Não podemos aceitar a Constituição, porque não foi escrita por representantes do povo”, disse à multidão o ativista pró-democracia Mya Aye, durante um protesto inédito em Rangum.
A Constituição de Myanmar (antiga Birmânia), que data a época da junta militar, proíbe qualquer cidadão que se tenha casado com um estrangeiro ou que tenha crianças estrangeiras de ser eleito presidente.
Esta cláusula foi criada em particular para impedir a eleição da dissidente Aung San Suu Kyi, que foi casada com um inglês.
Aung San Suu Kyi teve de nomear uma pessoa próxima para a presidência, uma vez que não pode ocupar o cargo.
Esta Constituição remonta a 2008, três anos antes de a junta declarar a sua auto dissolução.
Em 2015, Aung San Suu Kyi venceu as eleições legislativas e o seu partido realizou uma campanha para uma mudança na Constituição para que San Suu Kyi se tornasse presidente.
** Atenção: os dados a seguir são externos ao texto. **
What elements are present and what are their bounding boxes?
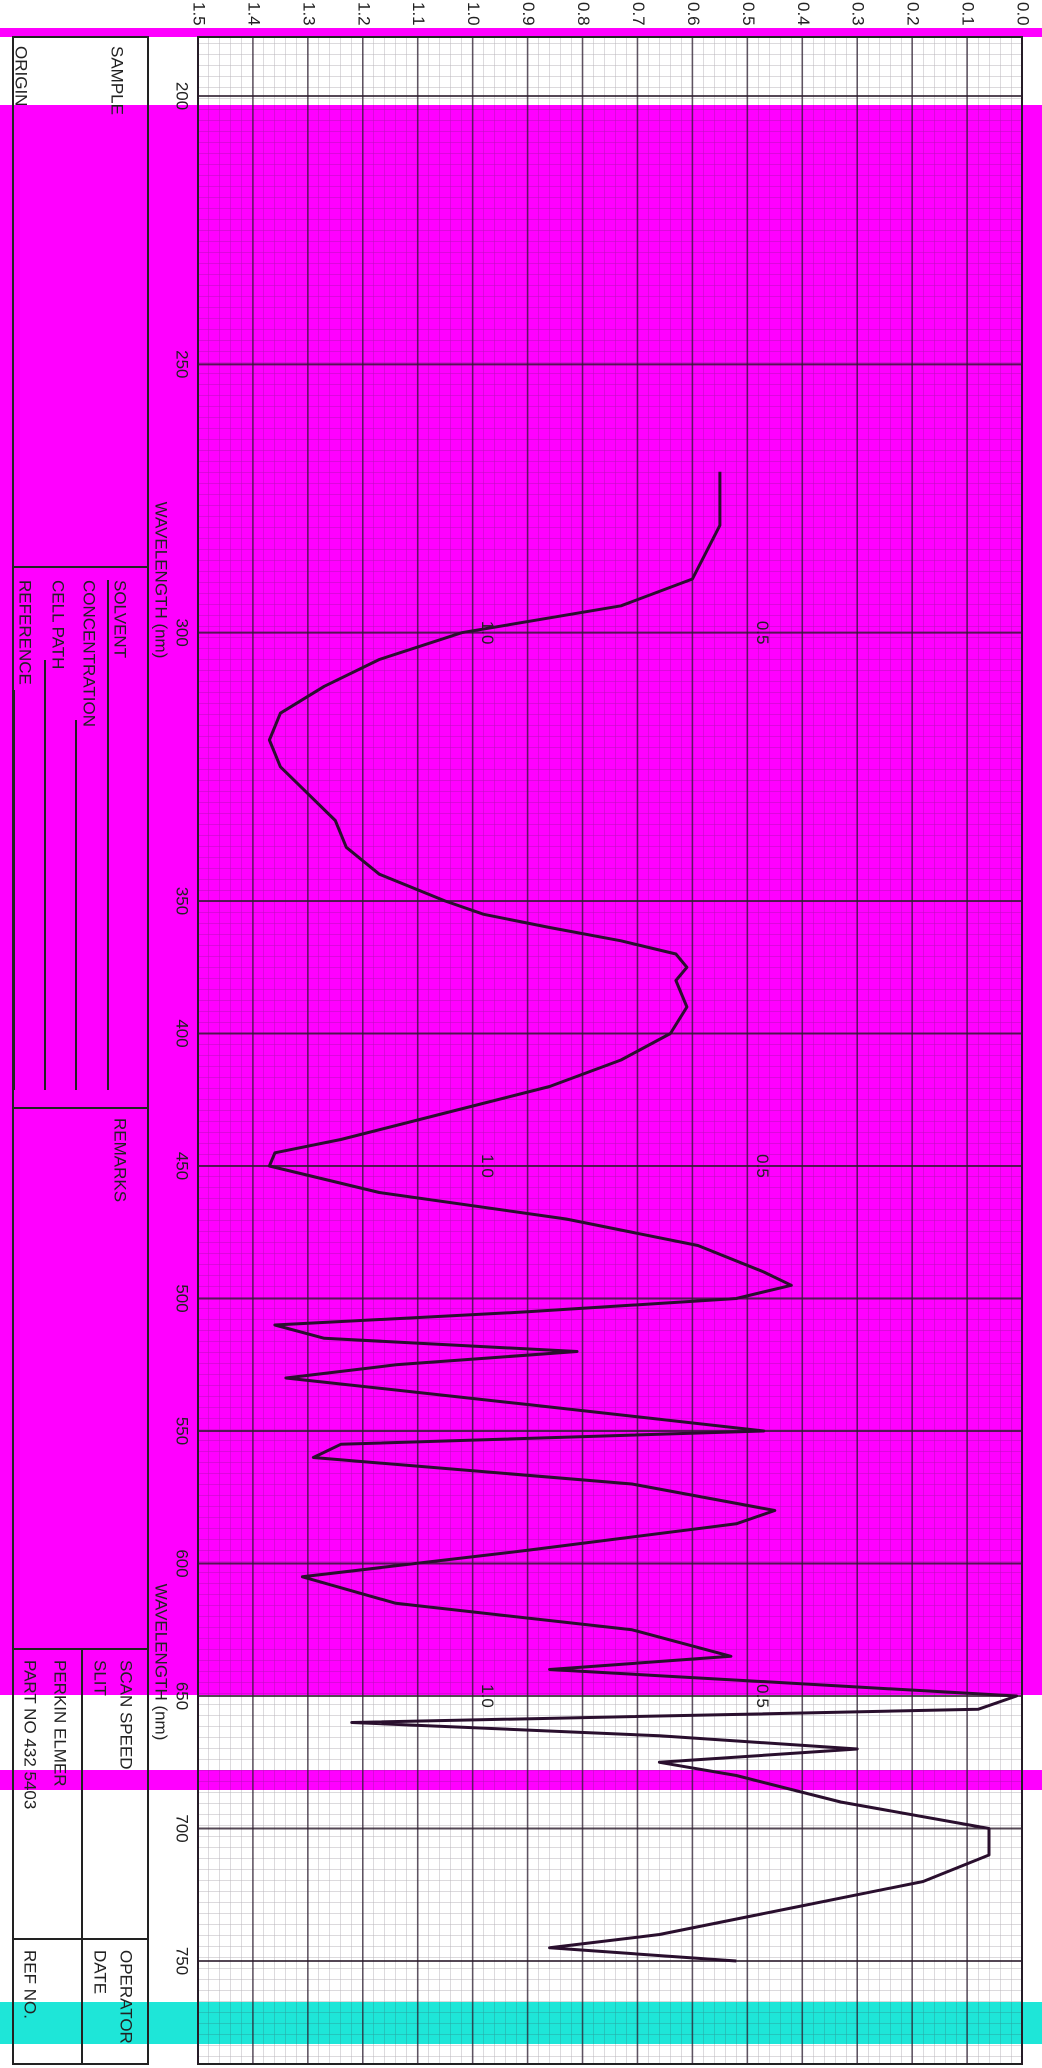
form-label: REF NO. <box>21 1950 40 2019</box>
form <box>12 36 149 2065</box>
form-label: OPERATOR <box>117 1950 136 2044</box>
y-tick-label: 0.6 <box>684 2 703 26</box>
x-tick-label: 200 <box>173 82 192 110</box>
y-tick-label: 1.4 <box>244 2 263 26</box>
x-tick-label: 700 <box>173 1814 192 1842</box>
x-axis-title: WAVELENGTH (nm) <box>152 1584 171 1741</box>
form-label: ORIGIN <box>12 46 31 106</box>
y-tick-label: 1.5 <box>190 2 209 26</box>
form-label: REFERENCE <box>16 580 35 685</box>
form-label: PERKIN ELMER <box>51 1660 70 1787</box>
y-tick-label: 0.3 <box>849 2 868 26</box>
y-tick-label: 0.8 <box>574 2 593 26</box>
form-label: SCAN SPEED <box>117 1660 136 1770</box>
x-tick-label: 450 <box>173 1152 192 1180</box>
spectrum-line <box>267 471 1018 1963</box>
x-tick-label: 250 <box>173 350 192 378</box>
form-label: SAMPLE <box>108 46 127 115</box>
x-axis-title: WAVELENGTH (nm) <box>152 502 171 659</box>
y-tick-label: 0.9 <box>519 2 538 26</box>
form-label: DATE <box>91 1950 110 1994</box>
y-tick-label: 0.1 <box>959 2 978 26</box>
x-tick-label: 550 <box>173 1417 192 1445</box>
form-label: SOLVENT <box>111 580 130 658</box>
y-tick-label: 1.0 <box>464 2 483 26</box>
x-tick-label: 500 <box>173 1284 192 1312</box>
x-tick-label: 750 <box>173 1947 192 1975</box>
x-tick-label: 650 <box>173 1682 192 1710</box>
tint-band <box>0 28 1042 37</box>
y-tick-label: 0.5 <box>739 2 758 26</box>
form-label: SLIT <box>91 1660 110 1696</box>
x-tick-label: 300 <box>173 618 192 646</box>
y-tick-label: 0.4 <box>794 2 813 26</box>
form-label: REMARKS <box>111 1118 130 1202</box>
x-tick-label: 400 <box>173 1019 192 1047</box>
form-label: CELL PATH <box>49 580 68 669</box>
y-tick-label: 0.7 <box>629 2 648 26</box>
y-tick-label: 0.2 <box>904 2 923 26</box>
y-tick-label: 0.0 <box>1014 2 1033 26</box>
form-label: PART NO 432 5403 <box>21 1660 40 1809</box>
minor-grid <box>198 37 1022 2064</box>
y-tick-label: 1.2 <box>354 2 373 26</box>
x-tick-label: 350 <box>173 887 192 915</box>
x-tick-label: 600 <box>173 1549 192 1577</box>
y-tick-label: 1.1 <box>409 2 428 26</box>
form-label: CONCENTRATION <box>80 580 99 727</box>
y-tick-label: 1.3 <box>299 2 318 26</box>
Durante o fim de semana, militares anunciaram que se oporiam a qualquer tentativa de mudar a Constituição, que também garante às forças armadas o controlo de vários ministérios-chave (Interior e Defesa) e uma quota de um quarto dos deputados.
No início deste mês, a Liga Nacional para a Democracia (NLD), maioritária no Parlamento, relançou a sua campanha para uma mudança na Constituição, criando uma comissão parlamentar dedicada ao assunto.